The wind was getting stronger and I had to get to the basket. There was no one to help me on this side of the river, I was holding basket with one hand and the metal wire with the other, but I did not know how to jump to this basket without risking falling to the river. It took me quite a few extremely long minutes to find out a way, and finally I managed to get inside getting only one small injury to my fingernail (i did not manage to remove my hand on time from the metal wire). But I was safely in the basket which was going on to the other side, and suddenly it STOPPED!!!

Sunday, August 1, 2010

Leh - deep in Indian Himalayas

For the last three days we are already in Leh (Ladakh) adapting to high altitude (3500 m). Today we visited few breathtaking Buddhists monasteries. In one of them four monks were working on beautiful Mandala for three days already. When they complete it, they will destroy it.

Saturday, July 31, 2010

Srinagar, Kashmir

We are already in Leh and I did not keep updated the blog for few days. Unfortunately I can not post any photos from here. The internet connection is very slow from here.

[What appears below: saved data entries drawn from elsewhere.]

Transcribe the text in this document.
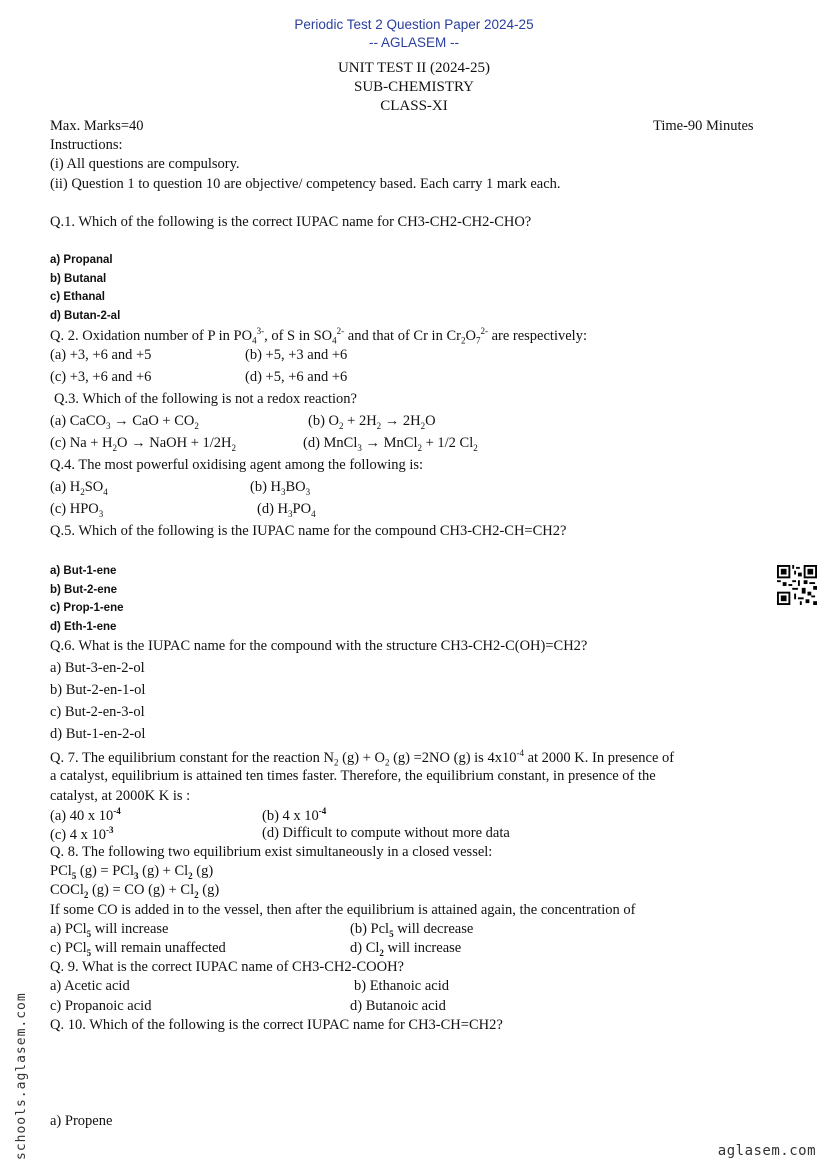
Periodic Test 2 Question Paper 2024-25
-- AGLASEM --
UNIT TEST II (2024-25)
SUB-CHEMISTRY
CLASS-XI
Max. Marks=40	Time-90 Minutes
Instructions:
(i) All questions are compulsory.
(ii) Question 1 to question 10 are objective/ competency based. Each carry 1 mark each.
Q.1. Which of the following is the correct IUPAC name for CH3-CH2-CH2-CHO?
a) Propanal
b) Butanal
c) Ethanal
d) Butan-2-al
Q. 2. Oxidation number of P in $PO_4^{3-}$, of S in $SO_4^{2-}$ and that of Cr in $Cr_2O_7^{2-}$ are respectively:
(a) +3, +6 and +5	(b) +5, +3 and +6
(c) +3, +6 and +6	(d) +5, +6 and +6
Q.3. Which of the following is not a redox reaction?
(a) CaCO$_3$ → CaO + $CO_2$	(b) $O_2 + 2H_2 \to 2H_2O$
(c) $Na + H_2O$ → NaOH + $1/2H_2$	(d) MnCl$_3$ → MnCl$_2$ + 1/2 $Cl_2$
Q.4. The most powerful oxidising agent among the following is:
(a) $H_2SO_4$	(b) $H_3BO_3$
(c) $HPO_3$	(d) $H_3PO_4$
Q.5. Which of the following is the IUPAC name for the compound CH3-CH2-CH=CH2?
a) But-1-ene
b) But-2-ene
c) Prop-1-ene
d) Eth-1-ene
Q.6. What is the IUPAC name for the compound with the structure CH3-CH2-C(OH)=CH2?
a) But-3-en-2-ol
b) But-2-en-1-ol
c) But-2-en-3-ol
d) But-1-en-2-ol
Q. 7. The equilibrium constant for the reaction $N_2$ $(g) + O_2$ (g) =2NO (g) is $4x10^{-4}$ at 2000 K. In presence of
a catalyst, equilibrium is attained ten times faster. Therefore, the equilibrium constant, in presence of the
catalyst, at 2000K K is :
(a) 40 x $10^{-4}$	(b) 4 x $10^{-4}$
(c) 4 x $10^{-3}$	(d) Difficult to compute without more data
Q. 8. The following two equilibrium exist simultaneously in a closed vessel:
PCl$_5$ (g) = PCl$_3$ $(g) + Cl_2$ (g)
COCl$_2$ (g) = CO $(g) + Cl_2$ (g)
If some CO is added in to the vessel, then after the equilibrium is attained again, the concentration of
a) PCl$_5$ will increase	(b) Pcl$_5$ will decrease
c) PCl$_5$ will remain unaffected	d) $Cl_2$ will increase
Q. 9. What is the correct IUPAC name of CH3-CH2-COOH?
a) Acetic acid	b) Ethanoic acid
c) Propanoic acid	d) Butanoic acid
Q. 10. Which of the following is the correct IUPAC name for CH3-CH=CH2?
a) Propene
schools.aglasem.com	aglasem.com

Shortly to get you updated. We managed to get overnight train from New Delhi to Jammu. Trains in India are great. They can be very cheap (depends on the class of the train that one is traveling) and they are on time. From Jammu we managed to get on the jeep to Srinagar and in the evening we were already on the beautiful houseboat on the Dal lake (I will post the photo of the houseboat later). The next day we enjoyed the shikra tour on the Dal lake. Beautiful city on the water built by British. We stayed only one day there since our aim was Leh.

Sunday, July 25, 2010

First impressions

My first impressions about India, or rather New Delhi: it is colorful, people are very friendly and the smell of spices is everywhere. And for sure New Delhi is the loudest city I ever visited. Everyone is using horn all the time: bip, bip, biiiiiip. Crossing the street is a life threading experience and taking a riksha or moto-riksha is an unforgettable ride. It is amazing how the drivers are maneuvering in between pedestrians and other vehicles. Complete chaos.

Tomorrow evening we departure North, to Kashmir. Hopefully we manage to reach Srinagar in twenty four hours.

Saturday, July 24, 2010

Saved by a Towel.

Finally. I manage to get the trip started. And as expected the initial days of the trip were very interesting. We departure from Warsaw according to plan on Wednesday morning. And we were supposed to change in Moscow for the flight to New Delhi. Unfortunately we missed it. This resulted that we had a pleasure to appreciate beautiful airport in Moscow for next 48h. Since we did not have Russia visa, we could not leave the airport...

Before I went for the trip I got many advices. One of them was to keep towel always in a hand luggage as the most useful item for traveling. Now I am sure that a towel is not only important for the travel to Galaxy, but it is important for any type of travel.